Low: Head to nearby Quinta Dos Santos, a wine farm and craft brewery that produces some of the Algarve’s best wine, beer and gin. A ‘tasting and tour’ starts from as little as €15. Finish the experience by dining at its Esquina tapas restaurant while gazing longingly over eight hectares of vineyards, olive trees and protected woods.
High: Don’t be fooled by its slightly tired façade, as the Teatro Lethes is a tiny, unmissable gem. Originally built as a Jesuit college in 1599, it was inaugurated into a four-tiered theatre in 1845 with intentions of mirroring La Scala in Milan. If you’re lucky, you may be able to catch a performance or recital, but the true star is the fabulous little auditorium itself.
Low: Set within the grounds of a 16th-century convent, the Museu Municipal offers a splendid showcase of Faro’s Roman and Moorish history. The highlight is a superb third-century mosaic of Oceanus (ancient Greek Titan), but the serene cloistered gardens are worth the €2 entrance fee alone.
High: Search for dolphins and explore secret beaches from the luxury of a privately hired catamaran. Paddleboards and snorkelling equipment are included to keep the kids happy, while lunch and wine can be included to keep the parents happy. The boat has a galley, two bathrooms and four cabins for when anyone has had too much sun.
Low: The secret to the Algarve lies in its simplicity. Sure, there are excellent waterparks, pirate ships and adventure parks, but these glorious beaches keep drawing families back year after year. There are more than 100 to choose from, with the long golden stretch of Praia de Faro only a five-minute drive from the airport, making it a great stop-off before the flight home.
High: Dining at the two-Michelin-starred restaurant at Hotel Vila Joya is a truly sensational experience. With its cliffside location, splendid Mediterranean cuisine and extensive wine list, its chef Dieter Koschina has perfected the art of satisfying all the senses. The menu changes daily, but expect fresh and locally sourced produce with an understandable emphasis towards seafood.

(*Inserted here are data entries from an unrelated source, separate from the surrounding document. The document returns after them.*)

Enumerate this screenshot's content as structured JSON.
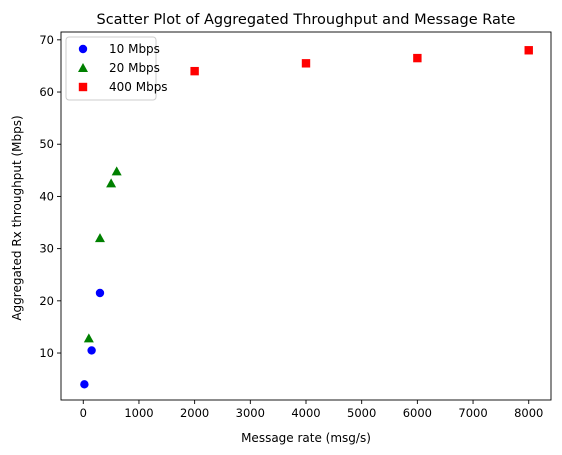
{
  "chart_data": {
    "type": "scatter",
    "title": "Scatter Plot of Aggregated Throughput and Message Rate",
    "xlabel": "Message rate (msg/s)",
    "ylabel": "Aggregated Rx throughput (Mbps)",
    "xlim": [
      -400,
      8400
    ],
    "ylim": [
      1,
      71.5
    ],
    "xticks": [
      0,
      1000,
      2000,
      3000,
      4000,
      5000,
      6000,
      7000,
      8000
    ],
    "yticks": [
      10,
      20,
      30,
      40,
      50,
      60,
      70
    ],
    "grid": false,
    "legend_position": "top-left",
    "series": [
      {
        "name": "10 Mbps",
        "marker": "circle",
        "color": "#0000ff",
        "points": [
          {
            "x": 20,
            "y": 4.0
          },
          {
            "x": 150,
            "y": 10.5
          },
          {
            "x": 300,
            "y": 21.5
          }
        ]
      },
      {
        "name": "20 Mbps",
        "marker": "triangle",
        "color": "#008000",
        "points": [
          {
            "x": 100,
            "y": 12.8
          },
          {
            "x": 300,
            "y": 32.0
          },
          {
            "x": 500,
            "y": 42.5
          },
          {
            "x": 600,
            "y": 44.8
          }
        ]
      },
      {
        "name": "400 Mbps",
        "marker": "square",
        "color": "#ff0000",
        "points": [
          {
            "x": 2000,
            "y": 64.0
          },
          {
            "x": 4000,
            "y": 65.5
          },
          {
            "x": 6000,
            "y": 66.5
          },
          {
            "x": 8000,
            "y": 68.0
          }
        ]
      }
    ]
  }
}
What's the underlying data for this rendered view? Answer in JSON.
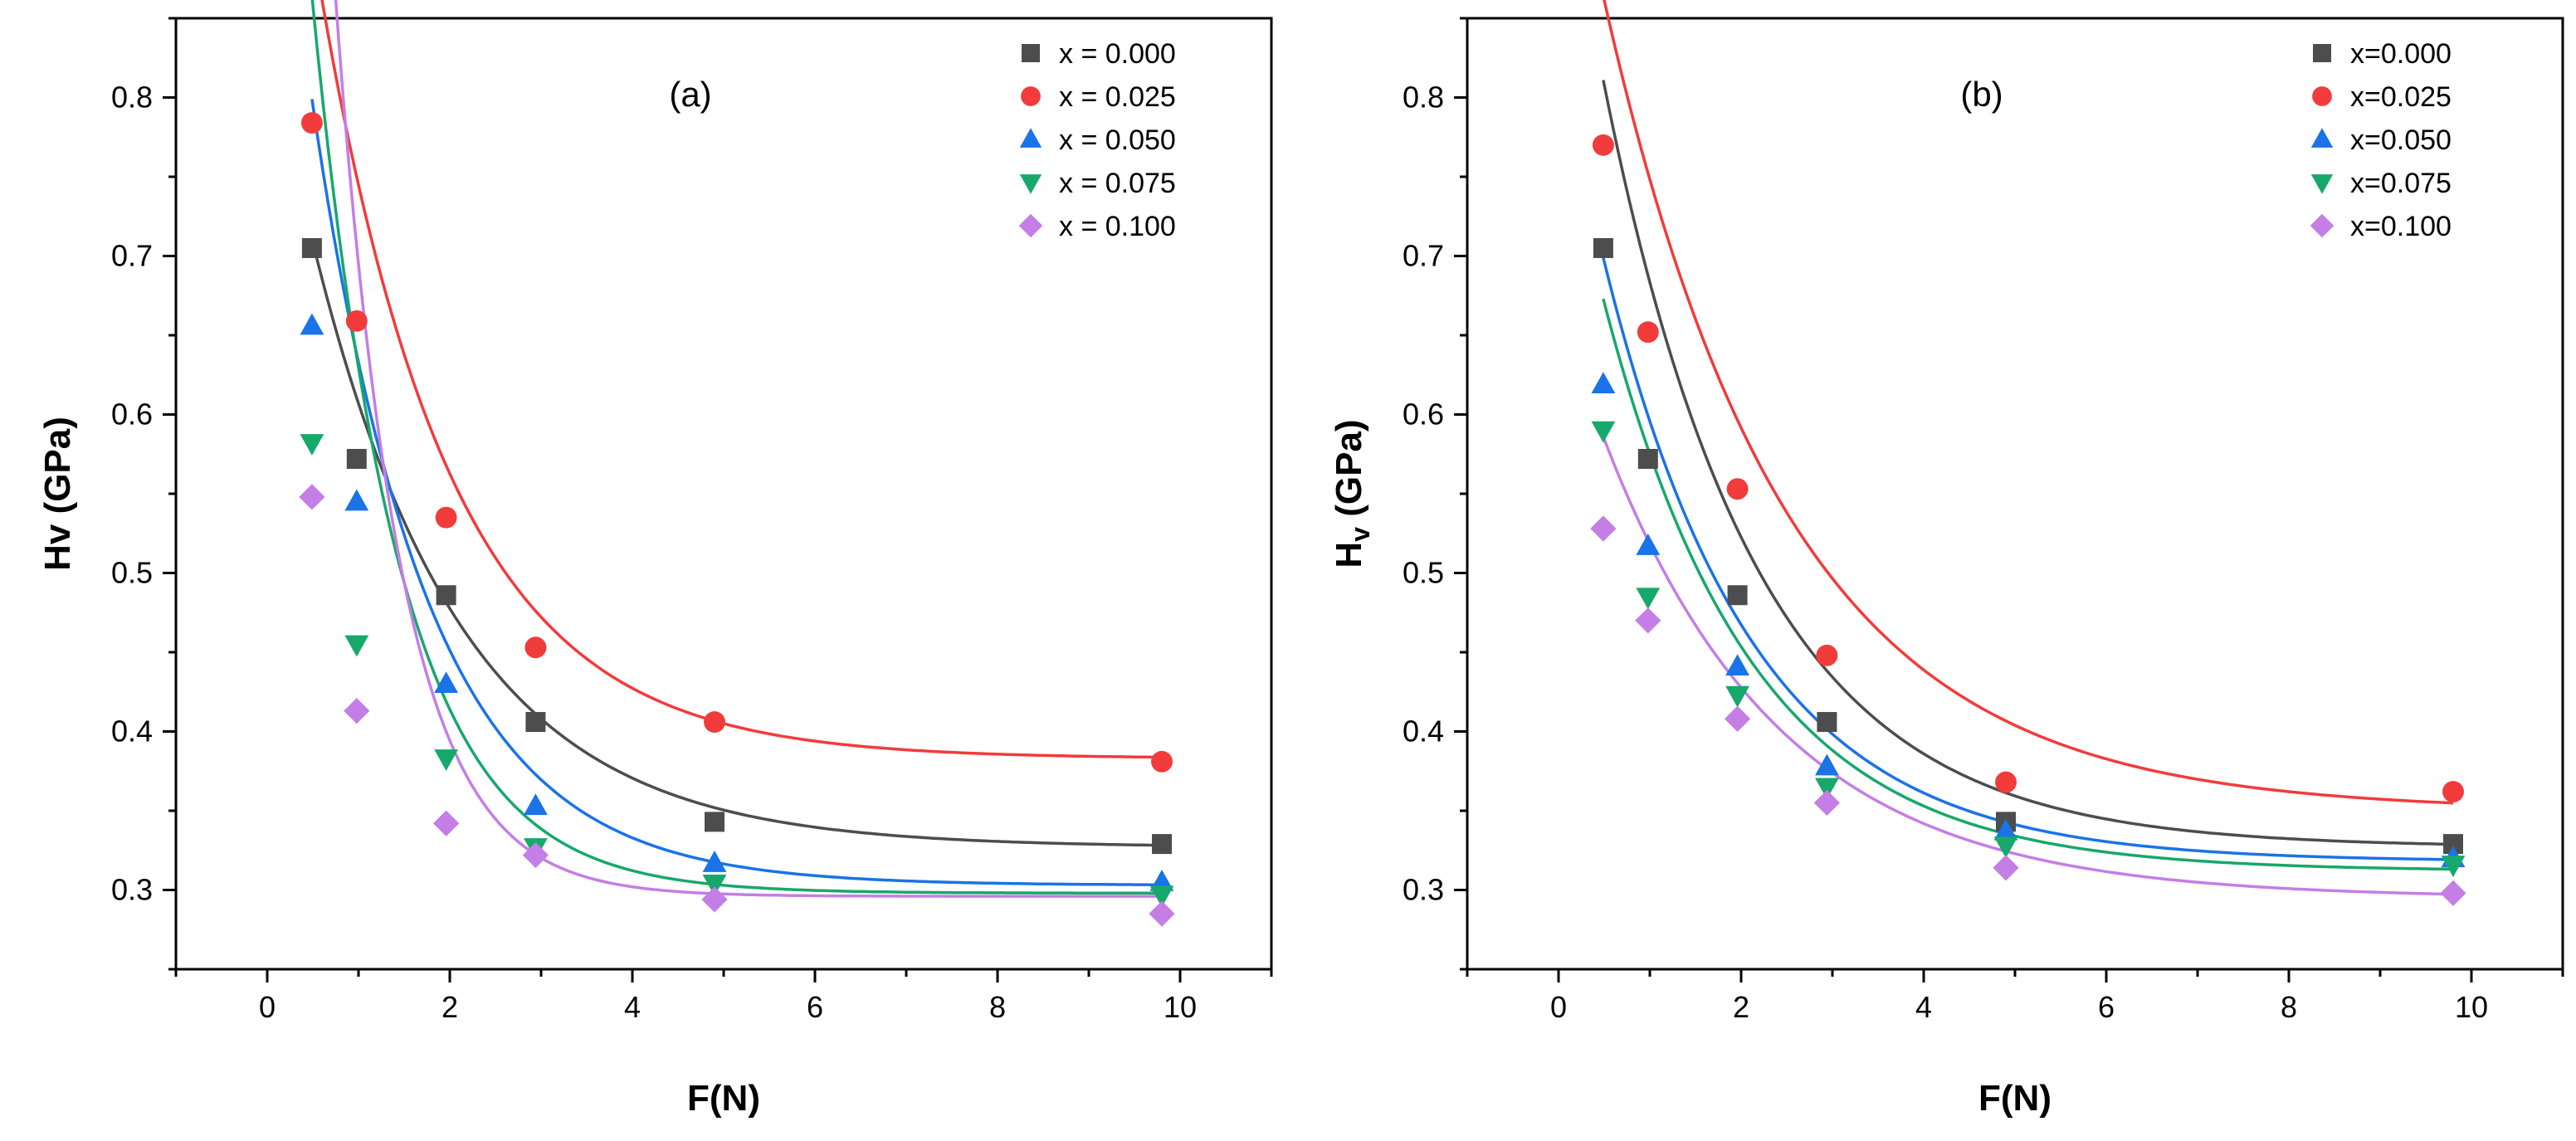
{
  "chart_data": [
    {
      "type": "scatter",
      "panel_label": "(a)",
      "xlabel": "F(N)",
      "ylabel": "Hv (GPa)",
      "ylabel_main": "Hv",
      "ylabel_sub": "",
      "ylabel_unit": " (GPa)",
      "xlim": [
        -1,
        11
      ],
      "ylim": [
        0.25,
        0.85
      ],
      "xticks": [
        0,
        2,
        4,
        6,
        8,
        10
      ],
      "xtick_labels": [
        "0",
        "2",
        "4",
        "6",
        "8",
        "10"
      ],
      "yticks": [
        0.3,
        0.4,
        0.5,
        0.6,
        0.7,
        0.8
      ],
      "ytick_labels": [
        "0.3",
        "0.4",
        "0.5",
        "0.6",
        "0.7",
        "0.8"
      ],
      "x": [
        0.49,
        0.98,
        1.96,
        2.94,
        4.9,
        9.8
      ],
      "legend_position": "top-right",
      "series": [
        {
          "name": "x = 0.000",
          "color": "#4d4d4d",
          "marker": "square",
          "values": [
            0.705,
            0.572,
            0.486,
            0.406,
            0.343,
            0.329
          ],
          "fit": {
            "a": 0.384,
            "k": 0.62,
            "c": 0.327
          }
        },
        {
          "name": "x = 0.025",
          "color": "#f23b3b",
          "marker": "circle",
          "values": [
            0.784,
            0.659,
            0.535,
            0.453,
            0.406,
            0.381
          ],
          "fit": {
            "a": 0.517,
            "k": 0.7,
            "c": 0.383
          }
        },
        {
          "name": "x = 0.050",
          "color": "#1a73e8",
          "marker": "triangle-up",
          "values": [
            0.656,
            0.545,
            0.43,
            0.353,
            0.317,
            0.305
          ],
          "fit": {
            "a": 0.496,
            "k": 0.8,
            "c": 0.303
          }
        },
        {
          "name": "x = 0.075",
          "color": "#17a86b",
          "marker": "triangle-down",
          "values": [
            0.582,
            0.455,
            0.383,
            0.327,
            0.304,
            0.297
          ],
          "fit": {
            "a": 0.566,
            "k": 1.05,
            "c": 0.298
          }
        },
        {
          "name": "x = 0.100",
          "color": "#c47ee6",
          "marker": "diamond",
          "values": [
            0.548,
            0.413,
            0.342,
            0.322,
            0.294,
            0.285
          ],
          "fit": {
            "a": 0.814,
            "k": 1.4,
            "c": 0.296
          }
        }
      ]
    },
    {
      "type": "scatter",
      "panel_label": "(b)",
      "xlabel": "F(N)",
      "ylabel": "Hv (GPa)",
      "ylabel_main": "H",
      "ylabel_sub": "v",
      "ylabel_unit": " (GPa)",
      "xlim": [
        -1,
        11
      ],
      "ylim": [
        0.25,
        0.85
      ],
      "xticks": [
        0,
        2,
        4,
        6,
        8,
        10
      ],
      "xtick_labels": [
        "0",
        "2",
        "4",
        "6",
        "8",
        "10"
      ],
      "yticks": [
        0.3,
        0.4,
        0.5,
        0.6,
        0.7,
        0.8
      ],
      "ytick_labels": [
        "0.3",
        "0.4",
        "0.5",
        "0.6",
        "0.7",
        "0.8"
      ],
      "x": [
        0.49,
        0.98,
        1.96,
        2.94,
        4.9,
        9.8
      ],
      "legend_position": "top-right",
      "series": [
        {
          "name": "x=0.000",
          "color": "#4d4d4d",
          "marker": "square",
          "values": [
            0.705,
            0.572,
            0.486,
            0.406,
            0.343,
            0.329
          ],
          "fit": {
            "a": 0.484,
            "k": 0.6,
            "c": 0.327
          }
        },
        {
          "name": "x=0.025",
          "color": "#f23b3b",
          "marker": "circle",
          "values": [
            0.77,
            0.652,
            0.553,
            0.448,
            0.368,
            0.362
          ],
          "fit": {
            "a": 0.514,
            "k": 0.5,
            "c": 0.35
          }
        },
        {
          "name": "x=0.050",
          "color": "#1a73e8",
          "marker": "triangle-up",
          "values": [
            0.619,
            0.517,
            0.441,
            0.378,
            0.337,
            0.32
          ],
          "fit": {
            "a": 0.381,
            "k": 0.62,
            "c": 0.318
          }
        },
        {
          "name": "x=0.075",
          "color": "#17a86b",
          "marker": "triangle-down",
          "values": [
            0.59,
            0.485,
            0.423,
            0.365,
            0.328,
            0.316
          ],
          "fit": {
            "a": 0.361,
            "k": 0.62,
            "c": 0.312
          }
        },
        {
          "name": "x=0.100",
          "color": "#c47ee6",
          "marker": "diamond",
          "values": [
            0.528,
            0.47,
            0.408,
            0.355,
            0.314,
            0.298
          ],
          "fit": {
            "a": 0.291,
            "k": 0.52,
            "c": 0.295
          }
        }
      ]
    }
  ]
}
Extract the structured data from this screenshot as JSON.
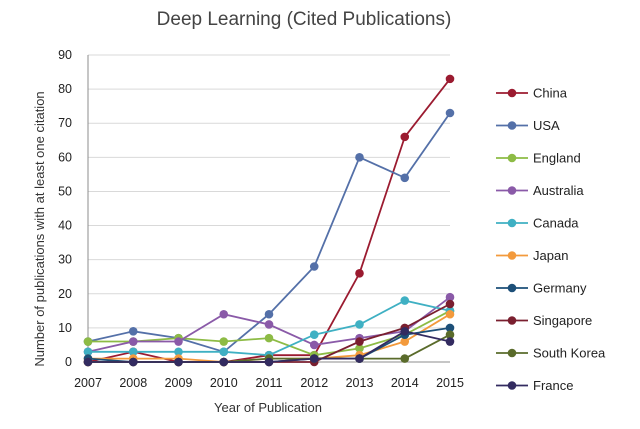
{
  "chart_data": {
    "type": "line",
    "title": "Deep Learning (Cited Publications)",
    "xlabel": "Year of Publication",
    "ylabel": "Number of publications with at least one citation",
    "x": [
      "2007",
      "2008",
      "2009",
      "2010",
      "2011",
      "2012",
      "2013",
      "2014",
      "2015"
    ],
    "ylim": [
      0,
      90
    ],
    "yticks": [
      0,
      10,
      20,
      30,
      40,
      50,
      60,
      70,
      80,
      90
    ],
    "grid": true,
    "legend_position": "right",
    "series": [
      {
        "name": "China",
        "color": "#9b1b30",
        "values": [
          0,
          3,
          0,
          0,
          2,
          2,
          26,
          66,
          83
        ]
      },
      {
        "name": "USA",
        "color": "#5470a8",
        "values": [
          6,
          9,
          7,
          3,
          14,
          28,
          60,
          54,
          73
        ]
      },
      {
        "name": "England",
        "color": "#8dbb45",
        "values": [
          6,
          6,
          7,
          6,
          7,
          2,
          4,
          8,
          15
        ]
      },
      {
        "name": "Australia",
        "color": "#8a5aa8",
        "values": [
          3,
          6,
          6,
          14,
          11,
          5,
          7,
          9,
          19
        ]
      },
      {
        "name": "Canada",
        "color": "#3fb0c3",
        "values": [
          3,
          3,
          3,
          3,
          2,
          8,
          11,
          18,
          15
        ]
      },
      {
        "name": "Japan",
        "color": "#f39a3c",
        "values": [
          1,
          1,
          1,
          0,
          1,
          1,
          2,
          6,
          14
        ]
      },
      {
        "name": "Germany",
        "color": "#1c4f78",
        "values": [
          1,
          0,
          0,
          0,
          0,
          1,
          1,
          8,
          10
        ]
      },
      {
        "name": "Singapore",
        "color": "#7a1f2f",
        "values": [
          0,
          0,
          0,
          0,
          0,
          0,
          6,
          10,
          17
        ]
      },
      {
        "name": "South Korea",
        "color": "#5a6b2b",
        "values": [
          0,
          0,
          0,
          0,
          1,
          1,
          1,
          1,
          8
        ]
      },
      {
        "name": "France",
        "color": "#332b60",
        "values": [
          0,
          0,
          0,
          0,
          0,
          1,
          1,
          9,
          6
        ]
      }
    ]
  }
}
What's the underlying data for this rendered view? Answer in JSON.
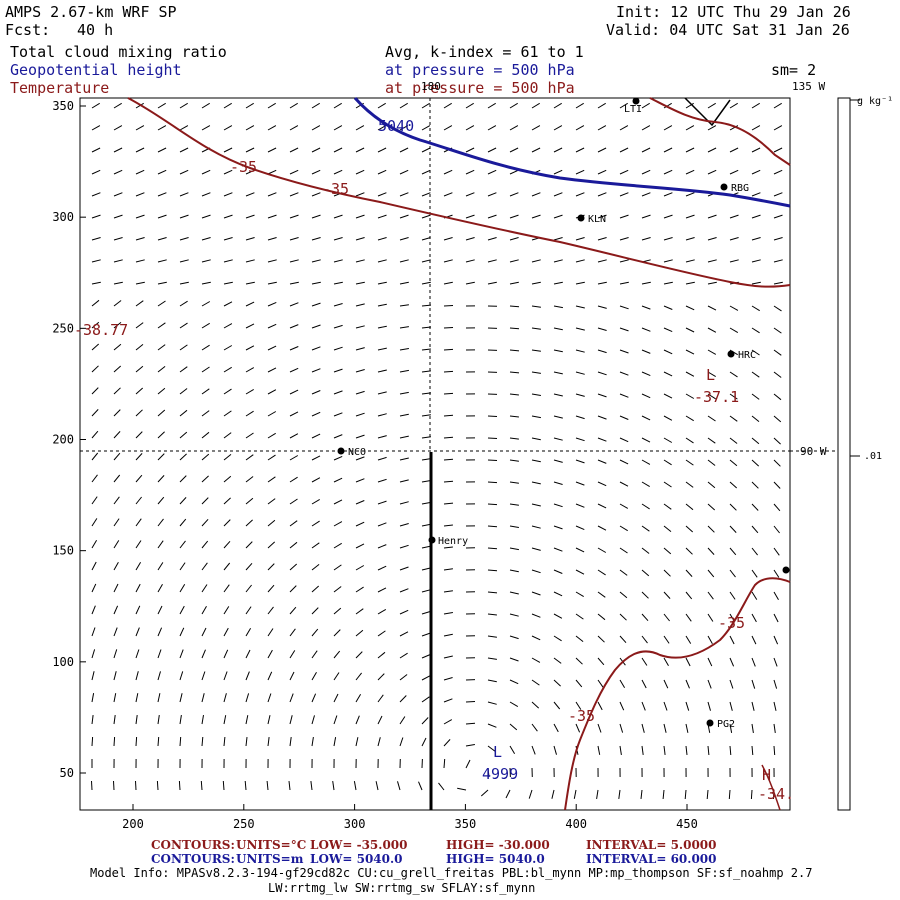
{
  "header": {
    "title": "AMPS 2.67-km WRF SP",
    "fcst_label": "Fcst:",
    "fcst_value": "40 h",
    "init": "Init: 12 UTC Thu 29 Jan 26",
    "valid": "Valid: 04 UTC Sat 31 Jan 26",
    "field1": "Total cloud mixing ratio",
    "field2": "Geopotential height",
    "field3": "Temperature",
    "avg": "Avg, k-index =  61 to   1",
    "pressure1": "at pressure =  500 hPa",
    "pressure2": "at pressure =  500 hPa",
    "sm": "sm= 2"
  },
  "axes": {
    "x_ticks": [
      "200",
      "250",
      "300",
      "350",
      "400",
      "450"
    ],
    "y_ticks": [
      "350",
      "300",
      "250",
      "200",
      "150",
      "100",
      "50"
    ],
    "lon_180": "180",
    "lon_135w": "135 W",
    "lon_90w": "90 W"
  },
  "colorbar": {
    "units": "g kg⁻¹",
    "value": ".01"
  },
  "stations": [
    {
      "name": "LTI"
    },
    {
      "name": "RBG"
    },
    {
      "name": "KLN"
    },
    {
      "name": "HRC"
    },
    {
      "name": "NCO"
    },
    {
      "name": "Henry"
    },
    {
      "name": "PG2"
    }
  ],
  "labels": {
    "h5040": "5040",
    "h4999": "4999",
    "low_H": "L",
    "t35a": "-35",
    "t35b": "-35",
    "t3877": "-38.77",
    "tL": "L",
    "t371": "-37.1",
    "t35c": "-35",
    "t35d": "-35",
    "tH": "H",
    "t34": "-34."
  },
  "footer": {
    "line1_contours": "CONTOURS:",
    "line1_units": "UNITS=°C",
    "line1_low": "LOW=  -35.000",
    "line1_high": "HIGH=  -30.000",
    "line1_interval": "INTERVAL=    5.0000",
    "line2_contours": "CONTOURS:",
    "line2_units": "UNITS=m",
    "line2_low": "LOW=   5040.0",
    "line2_high": "HIGH=  5040.0",
    "line2_interval": "INTERVAL=    60.000",
    "model_info": "Model Info: MPASv8.2.3-194-gf29cd82c CU:cu_grell_freitas PBL:bl_mynn MP:mp_thompson SF:sf_noahmp 2.7",
    "model_info2": "LW:rrtmg_lw SW:rrtmg_sw SFLAY:sf_mynn"
  },
  "colors": {
    "height": "#1a1a9a",
    "temp": "#8b1a1a"
  }
}
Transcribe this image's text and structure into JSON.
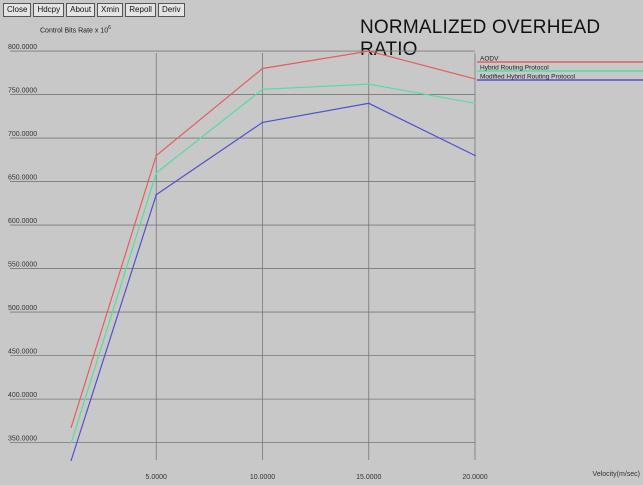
{
  "toolbar": {
    "buttons": [
      "Close",
      "Hdcpy",
      "About",
      "Xmin",
      "Repoll",
      "Deriv"
    ]
  },
  "chart_data": {
    "type": "line",
    "title": "NORMALIZED OVERHEAD RATIO",
    "ylabel": "Control Bits Rate x 10",
    "ylabel_exponent": "6",
    "xlabel": "Velocity(m/sec)",
    "x_ticks": [
      5,
      10,
      15,
      20
    ],
    "x_tick_labels": [
      "5.0000",
      "10.0000",
      "15.0000",
      "20.0000"
    ],
    "y_ticks": [
      350,
      400,
      450,
      500,
      550,
      600,
      650,
      700,
      750,
      800
    ],
    "y_tick_labels": [
      "350.0000",
      "400.0000",
      "450.0000",
      "500.0000",
      "550.0000",
      "600.0000",
      "650.0000",
      "700.0000",
      "750.0000",
      "800.0000"
    ],
    "xlim": [
      0,
      20
    ],
    "ylim": [
      330,
      815
    ],
    "x": [
      1,
      5,
      10,
      15,
      20
    ],
    "grid": true,
    "legend_position": "top-right",
    "series": [
      {
        "name": "AODV",
        "color": "#e06060",
        "values": [
          368,
          680,
          780,
          800,
          768
        ]
      },
      {
        "name": "Hybrid Routing Protocol",
        "color": "#55dda0",
        "values": [
          350,
          660,
          756,
          762,
          740
        ]
      },
      {
        "name": "Modified Hybrid Routing Protocol",
        "color": "#5050d0",
        "values": [
          330,
          635,
          718,
          740,
          680
        ]
      }
    ]
  }
}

Low: If traditional, family-run restaurants are more your thing, then Taberna Zé-Zé is a sure-fire winner. This is the place to go if you wish to try the local seafood cataplana, a Portuguese dish (similar to a stew) full of oysters, clams, cockles and prawns. With great service and delicious food in an authentic setting, what more do you need?
High: On Faro’s doorstep is the remarkable Ria Formosa National Park (a 60km wetland network of lagoons, salt marshes and islands) that is a breeding ground and a resting place for migratory birds. Charter a yacht and skipper/guide from iSea Yachting in Faro marina for the chance to view booted eagles, white storks and greater flamingos, to name but a few local species.
Low: The Algarve is an adventure playground for adults and children alike. It is also reassuringly affordable. Learn how to kitesurf on the shallow lagoon of Alvor, hone your surf skills on the high rollers of the Atlantic, or for a truly unique experience, stand-up paddleboard through the spectacular sea caves around Benagil (opening image).
High: Not only is the neighbouring resort of Quinta do Lago home to three of the world’s top golf courses, but it is also within the Algarve’s affluent ‘golden triangle’. Quinta Shopping is the epicentre of extravagance and has long been the place to purchase many top designer brands or perhaps even a new villa.
Low: Loulé is best known for its spectacular three-day carnival, which attracts thousands of revellers to marvel at its flamboyant street parades. Outside of party season, the main crowd draw is the Mercado Municipal, widely considered to be the best market in the Algarve. Housed in a striking Neo-Moorish building, the focus is on local produce but the place is also a melting pot for vibrant Portuguese life. Open Monday to Saturday 7am-3pm.